Friday: Dozens of phone calls from supporters (but not IDS) and the media. I decline to do any radio or television interviews and go back to the garden. Owen Paterson says IDS will ring over the weekend.
Saturday: Chairman May responds to my demands through friendly journalists. In a letter to the Telegraph she says she did not know anything about all this expulsion business, but does not explain or apologise for the briefing by senior party people. I say I am glad that the nastiness is all over. My son and I go shooting. The weather at first is awful, so I load for him. He is well below his usual form. After lunch the sun comes out and he loads for me and I shoot far above my normal standard. Someone pulls William's leg: 'I see your father shot better than you today.' 'Yes,' says William. 'He had a better loader.' I'm proud of him!

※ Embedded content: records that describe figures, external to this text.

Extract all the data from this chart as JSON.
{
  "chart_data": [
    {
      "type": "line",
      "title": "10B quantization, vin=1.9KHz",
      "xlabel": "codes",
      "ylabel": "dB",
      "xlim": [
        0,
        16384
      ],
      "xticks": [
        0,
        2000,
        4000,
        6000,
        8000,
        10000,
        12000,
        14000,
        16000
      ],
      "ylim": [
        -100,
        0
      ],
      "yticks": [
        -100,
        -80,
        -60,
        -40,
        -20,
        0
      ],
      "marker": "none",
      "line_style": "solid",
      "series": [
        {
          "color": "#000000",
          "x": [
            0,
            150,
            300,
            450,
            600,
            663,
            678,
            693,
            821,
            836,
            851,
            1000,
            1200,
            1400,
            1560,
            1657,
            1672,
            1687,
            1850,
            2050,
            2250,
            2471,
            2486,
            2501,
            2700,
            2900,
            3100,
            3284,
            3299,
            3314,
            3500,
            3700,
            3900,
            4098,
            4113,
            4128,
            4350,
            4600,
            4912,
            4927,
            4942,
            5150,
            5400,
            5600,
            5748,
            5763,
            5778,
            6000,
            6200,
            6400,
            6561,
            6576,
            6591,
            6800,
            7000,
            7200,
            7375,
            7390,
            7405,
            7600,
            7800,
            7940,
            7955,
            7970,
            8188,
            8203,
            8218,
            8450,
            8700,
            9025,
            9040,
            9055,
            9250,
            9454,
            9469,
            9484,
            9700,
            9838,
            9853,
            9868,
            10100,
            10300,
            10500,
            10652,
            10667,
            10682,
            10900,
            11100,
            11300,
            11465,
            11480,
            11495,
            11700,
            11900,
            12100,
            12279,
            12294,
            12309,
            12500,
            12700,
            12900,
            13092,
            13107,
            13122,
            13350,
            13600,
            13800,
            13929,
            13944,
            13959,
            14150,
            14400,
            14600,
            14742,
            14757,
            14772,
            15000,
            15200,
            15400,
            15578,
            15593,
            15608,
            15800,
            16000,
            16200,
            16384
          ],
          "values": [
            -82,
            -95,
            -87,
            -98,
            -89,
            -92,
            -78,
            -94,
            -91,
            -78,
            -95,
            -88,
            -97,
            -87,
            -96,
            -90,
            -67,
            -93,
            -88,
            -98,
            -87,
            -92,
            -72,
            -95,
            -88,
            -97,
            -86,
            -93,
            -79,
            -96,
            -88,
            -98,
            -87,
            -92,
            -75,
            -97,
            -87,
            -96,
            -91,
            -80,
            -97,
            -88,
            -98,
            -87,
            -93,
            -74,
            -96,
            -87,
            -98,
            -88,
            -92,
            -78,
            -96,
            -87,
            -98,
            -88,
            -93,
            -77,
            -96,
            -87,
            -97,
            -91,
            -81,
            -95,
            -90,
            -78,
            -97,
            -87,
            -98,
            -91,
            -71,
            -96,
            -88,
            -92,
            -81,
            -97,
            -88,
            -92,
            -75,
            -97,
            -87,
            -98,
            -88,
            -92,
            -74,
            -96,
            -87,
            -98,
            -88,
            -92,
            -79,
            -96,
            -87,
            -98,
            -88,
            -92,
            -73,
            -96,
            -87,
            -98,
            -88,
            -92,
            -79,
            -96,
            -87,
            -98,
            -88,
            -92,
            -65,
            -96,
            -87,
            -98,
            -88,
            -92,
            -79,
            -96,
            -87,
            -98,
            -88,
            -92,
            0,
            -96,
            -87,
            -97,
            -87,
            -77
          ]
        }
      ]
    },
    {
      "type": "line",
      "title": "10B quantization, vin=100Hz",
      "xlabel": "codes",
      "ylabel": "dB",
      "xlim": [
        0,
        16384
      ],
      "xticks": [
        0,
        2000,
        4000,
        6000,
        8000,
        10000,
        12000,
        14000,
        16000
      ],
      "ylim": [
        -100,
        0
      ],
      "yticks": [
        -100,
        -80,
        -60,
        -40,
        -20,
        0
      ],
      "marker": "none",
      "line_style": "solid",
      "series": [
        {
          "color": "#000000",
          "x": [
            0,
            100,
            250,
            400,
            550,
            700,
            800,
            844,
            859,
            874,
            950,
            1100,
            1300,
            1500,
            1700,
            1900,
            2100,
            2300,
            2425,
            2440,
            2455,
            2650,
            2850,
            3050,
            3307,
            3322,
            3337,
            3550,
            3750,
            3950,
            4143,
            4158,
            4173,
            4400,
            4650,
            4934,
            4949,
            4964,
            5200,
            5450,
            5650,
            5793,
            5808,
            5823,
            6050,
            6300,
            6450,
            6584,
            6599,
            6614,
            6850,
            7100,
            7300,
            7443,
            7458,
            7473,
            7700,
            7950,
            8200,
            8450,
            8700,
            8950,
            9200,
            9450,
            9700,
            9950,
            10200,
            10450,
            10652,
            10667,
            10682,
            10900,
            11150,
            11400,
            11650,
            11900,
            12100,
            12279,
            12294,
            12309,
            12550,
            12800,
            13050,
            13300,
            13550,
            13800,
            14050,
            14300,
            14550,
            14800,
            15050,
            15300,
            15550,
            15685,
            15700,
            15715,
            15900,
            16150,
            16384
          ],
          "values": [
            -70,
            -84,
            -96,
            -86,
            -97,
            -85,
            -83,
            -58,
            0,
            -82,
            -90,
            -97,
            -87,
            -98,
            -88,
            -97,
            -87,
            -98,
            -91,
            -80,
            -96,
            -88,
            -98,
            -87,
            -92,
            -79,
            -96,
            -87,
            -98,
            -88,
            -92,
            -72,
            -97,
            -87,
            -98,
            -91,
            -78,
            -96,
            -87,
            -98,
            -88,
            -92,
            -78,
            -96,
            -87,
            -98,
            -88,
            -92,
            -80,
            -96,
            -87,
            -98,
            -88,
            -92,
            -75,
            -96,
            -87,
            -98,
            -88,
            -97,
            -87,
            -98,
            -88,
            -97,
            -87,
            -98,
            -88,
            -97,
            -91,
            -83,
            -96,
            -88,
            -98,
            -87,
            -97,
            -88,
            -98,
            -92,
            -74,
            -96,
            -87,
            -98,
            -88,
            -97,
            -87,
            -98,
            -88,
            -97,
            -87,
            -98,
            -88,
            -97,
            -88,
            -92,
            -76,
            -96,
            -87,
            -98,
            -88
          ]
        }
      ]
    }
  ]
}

Sunday: A quiet day with the papers. The Telegraph is not bad. The Mail on Sunday is terrific: a great exposZ of 'The Movement', naming its leaders as Douglas Smith, who runs 'C-Change' (a think-tank set up by former party chairman Archie Norman and Francis Maude), and Mark MacGregor, chief executive of the Conservative party and supporter of Portillo's leadership bid. Still no phone call from IDS. I am attacked by shadow agriculture secretary Tim Yeo. I suppose I should be angry but I really can't manage that. Poor Tim. He has had a worse week than I. Remember, he was sacked by John Major for adultery. That really is unfair.